NH: It’s only going to become more important to people to have a full, holistic outlook on their health and wellbeing. That’s probably an advantage or tailwind for us. We’re thinking about different ways to give them more out of their memberships or their experiences in the studio or the club to be able, to find coaching if they need that, to be able to have in Waxing the City more holistic beauty services to think about their healthy skin versus just hair removal.

We’re using technology a lot because regardless of what product we’re offering and how we think about how our brands or our workouts or our services come be life, the technology piece of it is going to become more and more important to our consumers. And so, we’re using technology to reduce friction points for them. Your phone is a great avenue to get people to connect with brands in an efficient way.

ATN: How do fitness and wellness fit together, and how is Self Esteem pursuing opportunities at this convergence?

SA: Everybody’s talking about Wegovy and Ozempic, and clearly all those medications have an impact on people’s jumpstart to their wellness journey. I think personally that that’s a great thing. Whatever you need to get started to be able to move yourself forward is really incredible. The reality is the side effect of some of those drugs is that you’re losing some of your strength and you’re losing some of your muscle, and I think gyms and wellness services are going to play a really big part. That’s just another tailwind that’s going to be behind us as a larger population is going to feel like, “Oh gosh I can do this.”
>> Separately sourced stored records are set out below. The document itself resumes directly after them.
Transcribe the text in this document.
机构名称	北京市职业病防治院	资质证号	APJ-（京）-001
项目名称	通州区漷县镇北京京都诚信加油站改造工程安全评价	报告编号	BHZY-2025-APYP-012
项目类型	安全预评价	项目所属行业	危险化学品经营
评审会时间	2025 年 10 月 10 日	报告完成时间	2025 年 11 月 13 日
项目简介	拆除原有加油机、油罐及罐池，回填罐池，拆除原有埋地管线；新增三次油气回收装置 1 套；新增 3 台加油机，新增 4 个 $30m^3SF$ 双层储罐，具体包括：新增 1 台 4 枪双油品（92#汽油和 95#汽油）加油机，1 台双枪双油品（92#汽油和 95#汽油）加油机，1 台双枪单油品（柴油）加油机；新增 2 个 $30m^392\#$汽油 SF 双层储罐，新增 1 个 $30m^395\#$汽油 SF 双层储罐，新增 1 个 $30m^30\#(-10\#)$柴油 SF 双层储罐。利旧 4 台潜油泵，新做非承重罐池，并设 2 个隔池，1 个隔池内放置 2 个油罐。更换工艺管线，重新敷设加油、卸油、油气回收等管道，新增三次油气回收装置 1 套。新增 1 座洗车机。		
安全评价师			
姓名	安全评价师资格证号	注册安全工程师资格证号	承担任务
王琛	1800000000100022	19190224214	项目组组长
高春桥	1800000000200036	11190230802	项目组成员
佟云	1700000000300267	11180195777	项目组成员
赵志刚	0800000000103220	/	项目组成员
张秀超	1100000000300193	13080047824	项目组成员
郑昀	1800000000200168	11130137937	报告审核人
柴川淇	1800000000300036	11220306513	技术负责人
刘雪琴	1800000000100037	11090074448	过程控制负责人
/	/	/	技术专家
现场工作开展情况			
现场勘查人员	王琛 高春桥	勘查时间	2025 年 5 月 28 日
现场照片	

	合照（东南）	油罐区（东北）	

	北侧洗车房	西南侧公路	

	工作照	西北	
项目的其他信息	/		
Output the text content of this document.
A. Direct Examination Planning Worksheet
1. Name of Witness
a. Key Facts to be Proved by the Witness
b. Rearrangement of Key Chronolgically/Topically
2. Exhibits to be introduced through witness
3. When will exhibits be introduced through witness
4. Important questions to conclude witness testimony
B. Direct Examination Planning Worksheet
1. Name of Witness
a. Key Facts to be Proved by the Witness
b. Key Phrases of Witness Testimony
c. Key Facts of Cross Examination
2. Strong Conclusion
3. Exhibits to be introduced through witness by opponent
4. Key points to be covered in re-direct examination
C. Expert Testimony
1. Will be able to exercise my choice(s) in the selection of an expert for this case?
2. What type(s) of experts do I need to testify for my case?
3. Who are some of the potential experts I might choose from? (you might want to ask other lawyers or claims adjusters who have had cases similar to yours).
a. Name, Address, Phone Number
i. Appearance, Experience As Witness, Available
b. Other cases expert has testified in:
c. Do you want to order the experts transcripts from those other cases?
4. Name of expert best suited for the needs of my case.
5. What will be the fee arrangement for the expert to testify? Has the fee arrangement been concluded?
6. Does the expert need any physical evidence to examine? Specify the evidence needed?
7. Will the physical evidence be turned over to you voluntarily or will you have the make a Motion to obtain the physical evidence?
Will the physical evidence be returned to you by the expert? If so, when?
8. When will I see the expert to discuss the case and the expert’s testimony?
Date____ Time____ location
Beyond just different modalities of inside and outside the club, digital versus physical, we’re thinking about nutrition. We have Stronger U, a nutrition service that is a direct-to-consumer business of ours. We’re working on training programming that’s expanded to different populations. We’re working on recovery programming. We’re even getting into the mental health side of things, knowing that so much of your health has to do with your headspace and where you’re at there. I think as we go forward, you’re going to see a lot more partnerships. We just started one with Apple Fitness+ that allows all of our [Anytime Fitness] members to have access to Apple Fitness+ as part of their membership.